It has been tough going for Bruce Buschel, a writer and restaurateur hopeful. For the better part of a year Buschel has attempted to open Southfork Kitchen — a barn-style, seafood-oriented eatery on the Bridgehampton Turnpike at the site of the former Wild Rose Café.
From finding a chef and creating a logo to navigating the county and town permitting process, Buschel chronicles every inch of his journey for a column which appears on the New York Times website blog titled “You’re the Boss.” On August 26, it was that time in the start-up process for Buschel to muse on the travails of installing, and garnering town approval, for a sign.
“A restaurant needs a sign. The one I have in mind will have black lower-case letters painted on a piece of Philippine mahogany with a little light above it. It will stand in front of the building, in the garden, two-sided so you can see it when traveling north and south … It will say Southfork Kitchen. That’s the name of the restaurant,” Buschel opined in his piece. “But first, a permit is needed.”
“For one sign with two words, I will need a designer, an electrician, an engineer, a painter, a sign company, a construction team, wood posts, wood panels, paint, bolts, lights, a bag of cement, and a lawyer …,” wrote Buschel detailing the manpower and materials required for this small aspect of his larger project.
Buschel received a bit of good news from the Southampton Town Planning Board on Thursday, September 2, when it unanimously approved his sign (without board member Jacqui Lofaro who was absent). In addition, Buschel was allowed to make certain amendments to the site plan including forgoing two rear windows in favor of two barn doors. The planning board also allowed Buschel to eliminate a maintenance bond requirement from the original site plan approval and change the landscape plan to knock out one tree, which will provide more sunlight for the front garden.

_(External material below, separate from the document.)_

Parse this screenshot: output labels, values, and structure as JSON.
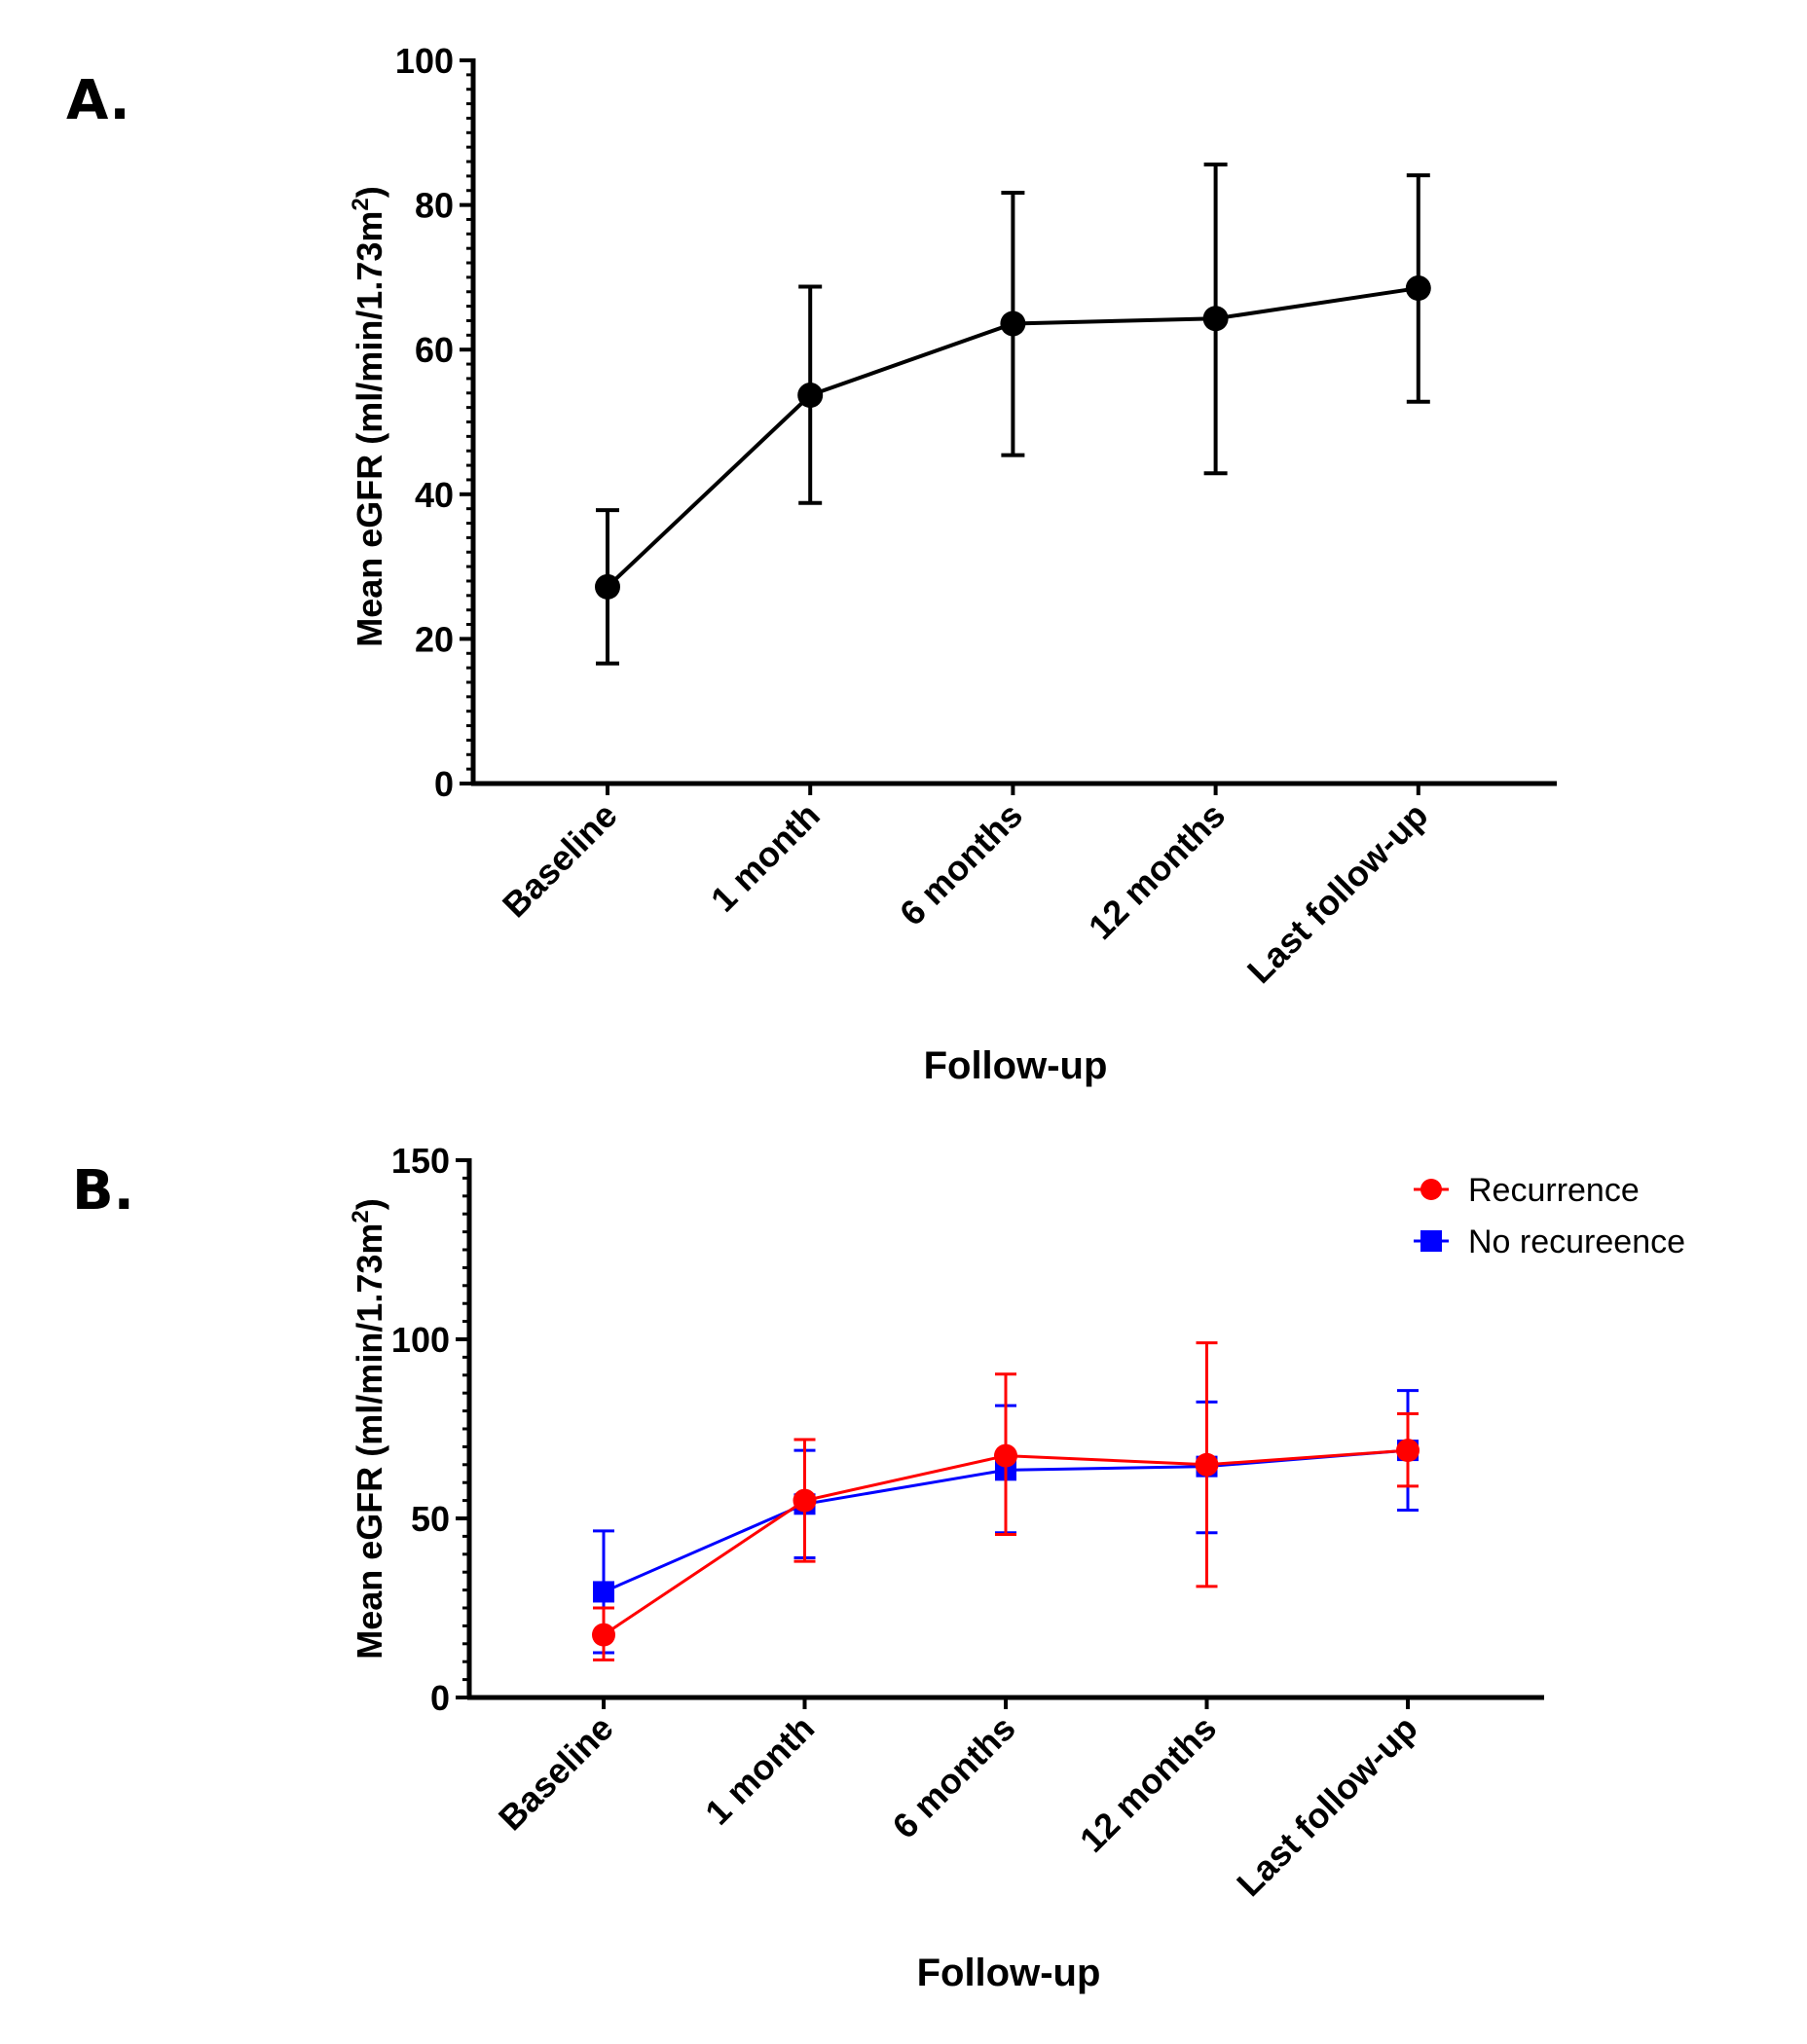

In the process of retelling his tribulations, or imparting advice, on his blog, Buschel has gained many followers. Some call Buschel’s entries amusing, funny, and spot-on. While others have been drawn to scorn Buschel’s insights. A few were even so impassioned as to start a Facebook page named “Boycott Bruce Buschel’s Restaurant.” Buschel’s particular post, which elicited this fervor, was a two-part October 2009 piece on his “100 Things Restaurant Staffers Should Never Do.” The column has received 1,158 comments thus far.
Buschel had expected to open the doors of his rustic restaurant by July and hoped to draw in the summer crowds, but it appears life and other mishaps got in the way.
“‘You’re giving birth … Don’t force it. It will happen in its own good time. Now get back to work,’” Buschel quoted a public relations maven as saying when he realized that his business wouldn’t be ready when he had hoped.
“Even as I hyperventilate like a crazed Lamaze mama, one question echoes down each inhalation: Where did I go wrong?” Buschel asks himself, giving a series of answers, “I was green … I was optimistic … I thought the announcement of a certain date in a public forum would rally the troops and realign the stars … I was blindsided by last-minute changes … [and] I did not understand bureaucracy.”
In a post from last Wednesday, September 1, Buschel recounted a hectic day in late August, which didn’t bode well for the project launching before the end of summer. Rain interrupted scheduled asphalt work, which in a domino effect would ultimately delay his ability to get a liquor license any time soon. Two refrigerator motors were fritzed out. Replacements needed to be ordered. A request to the town for a 30-day extension of his construction permit was reportedly refused, requiring him to pay $2,300 for a time period of six months of additional work.
Despite these numerous delays and headaches, Buschel appears to still keep his spirits somewhat level. He rationalizes, “Personally, I am starting to suspect a conspiracy, but my better angels tell me not to take any of this day personally lest drastic and indubitably self-destructive actions would ensue.”
Buschel has yet to update eager readers on when the new opening day for his restaurant will be.